Dazu kommt das stete Schwinden seiner finanziellen Mittel, die ihm nach seiner vorzeitigen Pensionierung Mitte 1922 nur noch in beschränktem Ausmaß zur Verfügung standen, und er sieht sich immer wieder, um Wohnung, Ärzte und Medikamente bezahlen zu können, gezwungen, Eltern und Geschwister um Hilfe zu bitten.

Seine schriftstellerische Arbeit, die er im März mit der phantastischen Tiergeschichte „Josefine die Sängerin oder Das Volk der Mäuse“ für immer unterbrochen hat, bringt ihm kaum etwas ein, zumal damals nur

einige hundert Menschen seinen Namen kennen. Zwar gibt es Stöße von handgeschriebenen Heften und Blättern, die bei verläßlichen Freunden aufbewahrt liegen, mit einer Unzahl von kleineren Erzählungen, Skizzen, Aphorismen, Entwürfen und Tagebuchnotizen und vor allem mit den Manuskripten dreier bruchstückhafter Romane, doch ist in den Augen des Autors all dies nicht zur Veröffentlichung bestimmt und muß laut testamentarischer Verfügung nach seinem Tode ungelesen vernichtet werden. Denn nicht für ein Publikum ist das alles entstanden. Das Schreiben ist dem im Grunde Einsamen und zur Melancholie Neigenden stets nur ein Mittel gewesen, sich von den düsteren Gedanken und den Bedrückungen seines sonst wenig erfüllten Lebens zu befreien.
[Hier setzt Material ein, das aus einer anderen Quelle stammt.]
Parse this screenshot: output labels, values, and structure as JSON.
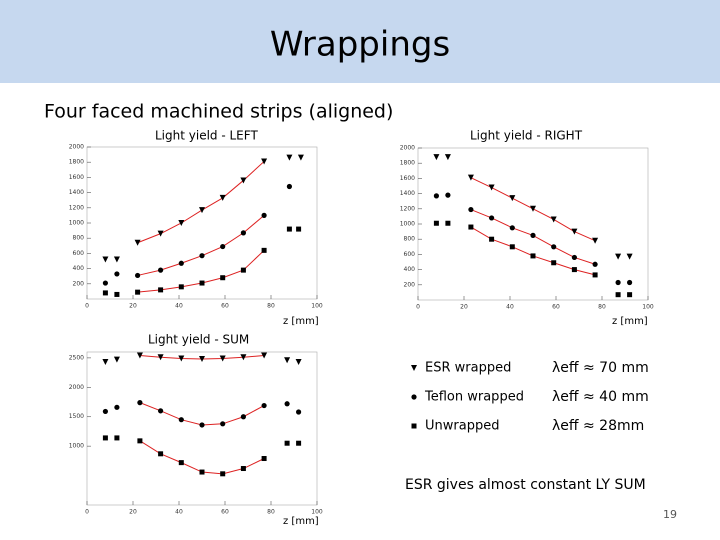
{
  "slide": {
    "title": "Wrappings",
    "subtitle": "Four faced machined strips (aligned)",
    "legend": [
      {
        "marker": "triangle",
        "label": "ESR wrapped",
        "lambda": "λeff ≈ 70 mm"
      },
      {
        "marker": "circle",
        "label": "Teflon wrapped",
        "lambda": "λeff ≈ 40 mm"
      },
      {
        "marker": "square",
        "label": "Unwrapped",
        "lambda": "λeff ≈ 28mm"
      }
    ],
    "note": "ESR gives almost constant LY SUM",
    "page_number": "19"
  },
  "chart_data": [
    {
      "type": "scatter",
      "title": "Light yield - LEFT",
      "x_label": "z [mm]",
      "xlim": [
        0,
        100
      ],
      "xticks": [
        0,
        20,
        40,
        60,
        80,
        100
      ],
      "ylim": [
        0,
        2000
      ],
      "yticks": [
        200,
        400,
        600,
        800,
        1000,
        1200,
        1400,
        1600,
        1800,
        2000
      ],
      "series": [
        {
          "marker": "triangle",
          "color": "#000000",
          "line_color": "#dd2222",
          "x": [
            22,
            32,
            41,
            50,
            59,
            68,
            77
          ],
          "values": [
            740,
            860,
            1000,
            1170,
            1330,
            1560,
            1810
          ]
        },
        {
          "marker": "triangle",
          "color": "#000000",
          "x": [
            8,
            13,
            88,
            93
          ],
          "values": [
            520,
            520,
            1860,
            1860
          ]
        },
        {
          "marker": "circle",
          "color": "#000000",
          "line_color": "#dd2222",
          "x": [
            22,
            32,
            41,
            50,
            59,
            68,
            77
          ],
          "values": [
            310,
            380,
            470,
            570,
            690,
            870,
            1100
          ]
        },
        {
          "marker": "circle",
          "color": "#000000",
          "x": [
            8,
            13,
            88
          ],
          "values": [
            210,
            330,
            1480
          ]
        },
        {
          "marker": "square",
          "color": "#000000",
          "line_color": "#dd2222",
          "x": [
            22,
            32,
            41,
            50,
            59,
            68,
            77
          ],
          "values": [
            90,
            120,
            160,
            210,
            280,
            380,
            640
          ]
        },
        {
          "marker": "square",
          "color": "#000000",
          "x": [
            8,
            13,
            88,
            92
          ],
          "values": [
            80,
            60,
            920,
            920
          ]
        }
      ]
    },
    {
      "type": "scatter",
      "title": "Light yield - RIGHT",
      "x_label": "z [mm]",
      "xlim": [
        0,
        100
      ],
      "xticks": [
        0,
        20,
        40,
        60,
        80,
        100
      ],
      "ylim": [
        0,
        2000
      ],
      "yticks": [
        200,
        400,
        600,
        800,
        1000,
        1200,
        1400,
        1600,
        1800,
        2000
      ],
      "series": [
        {
          "marker": "triangle",
          "color": "#000000",
          "line_color": "#dd2222",
          "x": [
            23,
            32,
            41,
            50,
            59,
            68,
            77
          ],
          "values": [
            1610,
            1480,
            1340,
            1200,
            1060,
            900,
            780
          ]
        },
        {
          "marker": "triangle",
          "color": "#000000",
          "x": [
            8,
            13,
            87,
            92
          ],
          "values": [
            1880,
            1880,
            570,
            570
          ]
        },
        {
          "marker": "circle",
          "color": "#000000",
          "line_color": "#dd2222",
          "x": [
            23,
            32,
            41,
            50,
            59,
            68,
            77
          ],
          "values": [
            1190,
            1080,
            950,
            850,
            700,
            560,
            470
          ]
        },
        {
          "marker": "circle",
          "color": "#000000",
          "x": [
            8,
            13,
            87,
            92
          ],
          "values": [
            1370,
            1380,
            230,
            230
          ]
        },
        {
          "marker": "square",
          "color": "#000000",
          "line_color": "#dd2222",
          "x": [
            23,
            32,
            41,
            50,
            59,
            68,
            77
          ],
          "values": [
            960,
            800,
            700,
            580,
            490,
            400,
            330
          ]
        },
        {
          "marker": "square",
          "color": "#000000",
          "x": [
            8,
            13,
            87,
            92
          ],
          "values": [
            1010,
            1010,
            70,
            70
          ]
        }
      ]
    },
    {
      "type": "scatter",
      "title": "Light yield - SUM",
      "x_label": "z [mm]",
      "xlim": [
        0,
        100
      ],
      "xticks": [
        0,
        20,
        40,
        60,
        80,
        100
      ],
      "ylim": [
        0,
        2600
      ],
      "yticks": [
        1000,
        1500,
        2000,
        2500
      ],
      "series": [
        {
          "marker": "triangle",
          "color": "#000000",
          "line_color": "#dd2222",
          "x": [
            23,
            32,
            41,
            50,
            59,
            68,
            77
          ],
          "values": [
            2540,
            2510,
            2490,
            2480,
            2490,
            2510,
            2540
          ]
        },
        {
          "marker": "triangle",
          "color": "#000000",
          "x": [
            8,
            13,
            87,
            92
          ],
          "values": [
            2430,
            2470,
            2460,
            2430
          ]
        },
        {
          "marker": "circle",
          "color": "#000000",
          "line_color": "#dd2222",
          "x": [
            23,
            32,
            41,
            50,
            59,
            68,
            77
          ],
          "values": [
            1740,
            1600,
            1450,
            1360,
            1380,
            1500,
            1690
          ]
        },
        {
          "marker": "circle",
          "color": "#000000",
          "x": [
            8,
            13,
            87,
            92
          ],
          "values": [
            1590,
            1660,
            1720,
            1580
          ]
        },
        {
          "marker": "square",
          "color": "#000000",
          "line_color": "#dd2222",
          "x": [
            23,
            32,
            41,
            50,
            59,
            68,
            77
          ],
          "values": [
            1090,
            870,
            720,
            560,
            530,
            620,
            790
          ]
        },
        {
          "marker": "square",
          "color": "#000000",
          "x": [
            8,
            13,
            87,
            92
          ],
          "values": [
            1140,
            1140,
            1050,
            1050
          ]
        }
      ]
    }
  ]
}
Nur durch die Initiative von Freunden ist nach und nach einiges aus der Fülle des Vorhandenen veröffentlicht worden, aber auch diese wenigen schmalen Bändchen mit Erzählungen und Betrachtungen sind kaum beachtet worden und unter-

gegangen in der Masse der Publikationen jener Jahre und in den politischen und wirtschaftlichen Wirren der Zeit. Dennoch hat Kafka noch kurz vor seiner Erkrankung ein neues Buch mit Erzählungen unter dem Titel „Der Hungerkünstler“ für den Druck vorbereitet.
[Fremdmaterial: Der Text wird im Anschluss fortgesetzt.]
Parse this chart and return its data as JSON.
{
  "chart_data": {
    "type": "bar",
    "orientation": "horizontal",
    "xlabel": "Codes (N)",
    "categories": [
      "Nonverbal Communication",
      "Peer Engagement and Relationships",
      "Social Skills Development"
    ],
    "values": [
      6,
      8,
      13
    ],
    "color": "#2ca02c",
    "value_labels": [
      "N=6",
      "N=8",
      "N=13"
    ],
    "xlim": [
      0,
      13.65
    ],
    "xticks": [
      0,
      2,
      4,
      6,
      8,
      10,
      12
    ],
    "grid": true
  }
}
Im Sanatorium „Wiener Wald“ in Ortmann in Niederösterreich verbringt Franz Kafka die erste Aprilhälfte. Er lobt die wunderbare Lage und sein gutes Zimmer, doch er fühlt sich fremd darin. Es scheint ihm „ein großes Schwatznest zu sein von Balkon zu Balkon“, und er kommt „mit dem übrigen Haus ... gar nicht in Verkehr“. Der Gesamteindruck ist jedenfalls bedrückend, was aber vor allem auf die allmähliche Verschlimmerung seines Leidens zurückzuführen ist. Er ist bettlägerig, und es quälen ihn heftige Schmerzen im stark angeschwollenen Kehlkopf, kaum vermag er zu essen und kann nur im Flüsterton sprechen. Und er weiß ja, zumal „bei Besprechung... jeder in eine schüchterne, ausweichende, starräugige Redeweise verfällt“, was die Ärzte ihm vergeblich

zu verheimlichen suchten: daß er an Kehlkopftuberkulose leidet.
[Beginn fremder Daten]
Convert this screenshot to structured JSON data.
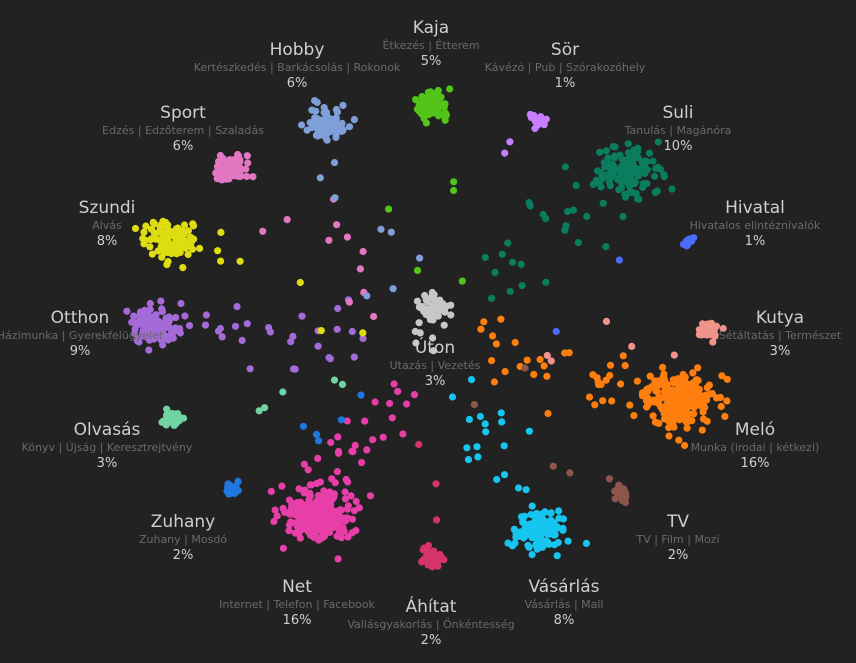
{
  "chart_data": {
    "type": "scatter",
    "title": "",
    "activities": [
      {
        "name": "Kaja",
        "sub": "Étkezés | Étterem",
        "pct": "5%",
        "color": "#52c41a"
      },
      {
        "name": "Sör",
        "sub": "Kávézó | Pub | Szórakozóhely",
        "pct": "1%",
        "color": "#c77dff"
      },
      {
        "name": "Suli",
        "sub": "Tanulás | Magánóra",
        "pct": "10%",
        "color": "#0a7d5e"
      },
      {
        "name": "Hivatal",
        "sub": "Hivatalos elintéznivalók",
        "pct": "1%",
        "color": "#4a6cf7"
      },
      {
        "name": "Kutya",
        "sub": "Sétáltatás | Természet",
        "pct": "3%",
        "color": "#f0938a"
      },
      {
        "name": "Meló",
        "sub": "Munka (irodai | kétkezi)",
        "pct": "16%",
        "color": "#ff7f0e"
      },
      {
        "name": "TV",
        "sub": "TV | Film | Mozi",
        "pct": "2%",
        "color": "#8c564b"
      },
      {
        "name": "Vásárlás",
        "sub": "Vásárlás | Mall",
        "pct": "8%",
        "color": "#17c6f0"
      },
      {
        "name": "Áhítat",
        "sub": "Vallásgyakorlás | Önkéntesség",
        "pct": "2%",
        "color": "#d6336c"
      },
      {
        "name": "Net",
        "sub": "Internet | Telefon | Facebook",
        "pct": "16%",
        "color": "#e83ea8"
      },
      {
        "name": "Zuhany",
        "sub": "Zuhany | Mosdó",
        "pct": "2%",
        "color": "#1f77e0"
      },
      {
        "name": "Olvasás",
        "sub": "Könyv | Újság | Keresztrejtvény",
        "pct": "3%",
        "color": "#6fd4a2"
      },
      {
        "name": "Otthon",
        "sub": "Házimunka | Gyerekfelügyelet",
        "pct": "9%",
        "color": "#a46ad8"
      },
      {
        "name": "Szundi",
        "sub": "Alvás",
        "pct": "8%",
        "color": "#dddd11"
      },
      {
        "name": "Sport",
        "sub": "Edzés | Edzőterem | Szaladás",
        "pct": "6%",
        "color": "#e377c2"
      },
      {
        "name": "Hobby",
        "sub": "Kertészkedés | Barkácsolás | Rokonok",
        "pct": "6%",
        "color": "#7f9fd8"
      },
      {
        "name": "Úton",
        "sub": "Utazás | Vezetés",
        "pct": "3%",
        "color": "#c7c7c7"
      }
    ]
  }
}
Die andauernde Verschlechterung seines Zustandes zwingt ihn schließlich, die Universitätsklinik des Professors Dr. Hajek in Wien 9, Lazarettgasse 14, aufzusuchen. Dort erhält er eine der ernsten Lage entsprechende fachkundige Spezialbehandlung, die zwar kurzzeitige Linderungen seiner Schmerzen bewirkt, im ganzen aber die Sache nicht zum Guten zu wenden vermag. Auch seelisch hat der Kranke zu leiden: unter jener Kälte und Gleichgültigkeit, wie sie ein größerer Spitalsbetrieb zuweilen für den einzelnen Patienten mit sich bringt. Und er leidet um so mehr, als er überaus sensibel ist, leicht zu Depressionen neigt und inzwischen auch schon Gewißheit bekommen hat über seine Krankheit; „...und habe heute schon einigemal geweint“, schreibt er einmal, „mein Nachbar ist in der Nacht gestorben“.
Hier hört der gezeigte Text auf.